It is, all things considered, a very nice drawing room. Portraits adorn the walls and the heavy drapes are open to let starlight from the moonless night through. There's a table far too small for the large room with a pot of tea, a set of tea cups and an arrangement of cookies and fruit. Two oaken doors are firmly closed to one side, and to the other a single door is slightly ajar, the sound of sobbing coming from past it. Every once in a while it's possible to hear a page being turned in the other room as well. The drawing room on its own is silent, save for the ticking of a grandfather clock and then, with no prelude, an exclamation.
"Heavens no, I heard about it from my dear cousin Mrs. Litt, whose fashion advice I don't doubt." Because Lucette can't doubt advice she doesn't hear.

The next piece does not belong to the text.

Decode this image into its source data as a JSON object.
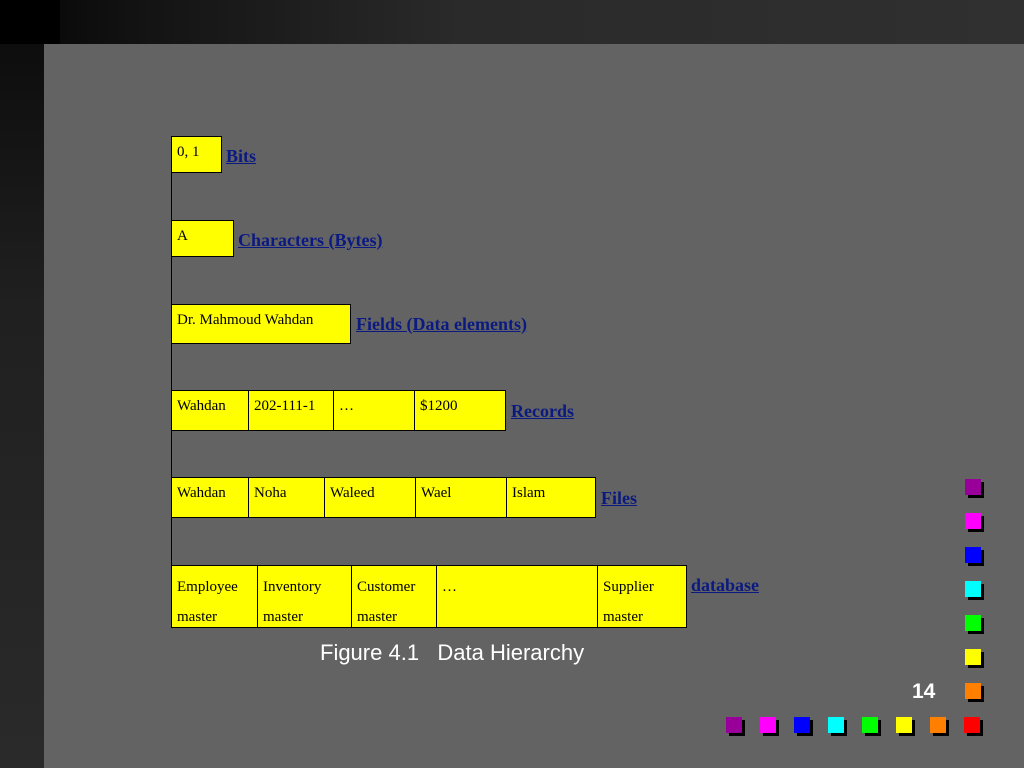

Mildred Litt's closest friend is married to the owner of several mines and thus Mildred was able to inform Lucette that the new mines in the East Indies have largely closed due to political infighting of some kind, and Lucette is aware from discussions with her tailor that some of those mines are the ones responsible for the recent glut of garnets.
Hopefully if anyone notices the Duke of Beruna's eye color it'll pass as a trivial ethnic variation found in Narnia. Frankly if he'd come out with shiny silver hair that might have done likewise.
Yes, they are not surprised that he looks exotic, eye color included. Most of the attention is focused on the other young lord, who has just finished telling a funny story involving a servant he asked to fetch a goose, and rather than bringing him a cooked goose they'd presented him with a live one. The assembled ladies giggle appreciatively at the amusing anecdote.
Lucette is going to need to spend more time practicing her giggling to make sure it doesn't sound insincere, isn't she.
Are there other men at this party, who might be having conversations about things other than the unobjectionable son of an extremely wealthy earl and how cool and fun he is? Not that they're likely to be talking about things that are substantially more interesting but the act of checking will pass the time.
Some men are discussing an upcoming boxing match, another group is obliquely discussing the quality of company at a particular location in the commoner's quarter, a few more are discussing the renovations made to their city manors lately, and one last group is discussing the attempts to repel a particularly migratory wild demon from farming land and whether there might be a campaign to vanquish it for good.
He'll listen in on the last conversation. If they rebuff him he'll take the renovations one.
He can piece together that the particular wild demon alternates between a form similar to an exceptionally clear flood and a frozen form that looks like glass but is considerably strong. It flows around victims before switching to the solid form and suffocating them. There is also presumably more to it that they aren't yet aware of - the uncle in question adversely reacts to water sometimes and hasn't recovered despite still being empowered.
"Well, as I'm not empowered myself I have only a spectator's view of the situation. There are specialists who'd decide which powers would make the best combined team to assail a recurring problem like that one, and aim to be ready for it the next time it presented itself, but the details..." Shrug.
"Experience, relevant instincts, powers suited to leading such a team themselves sometimes."
The thing is he'd be perfectly happy to reskin the espers he knows as empowered demon-hunters but he doesn't know what kinds of powers would be totally implausible, so he must avoid being cornered into needing detail on that. "Oh, a few, but they didn't tend to talk shop when they weren't actively researching or preparing for a demon."
Did he mess up. "Oh, collecting rumors, visiting places it'd hit before to see what they could gather about how it moved and what it was doing there, probably other things I'm not thinking of because I wasn't privy to these discussions."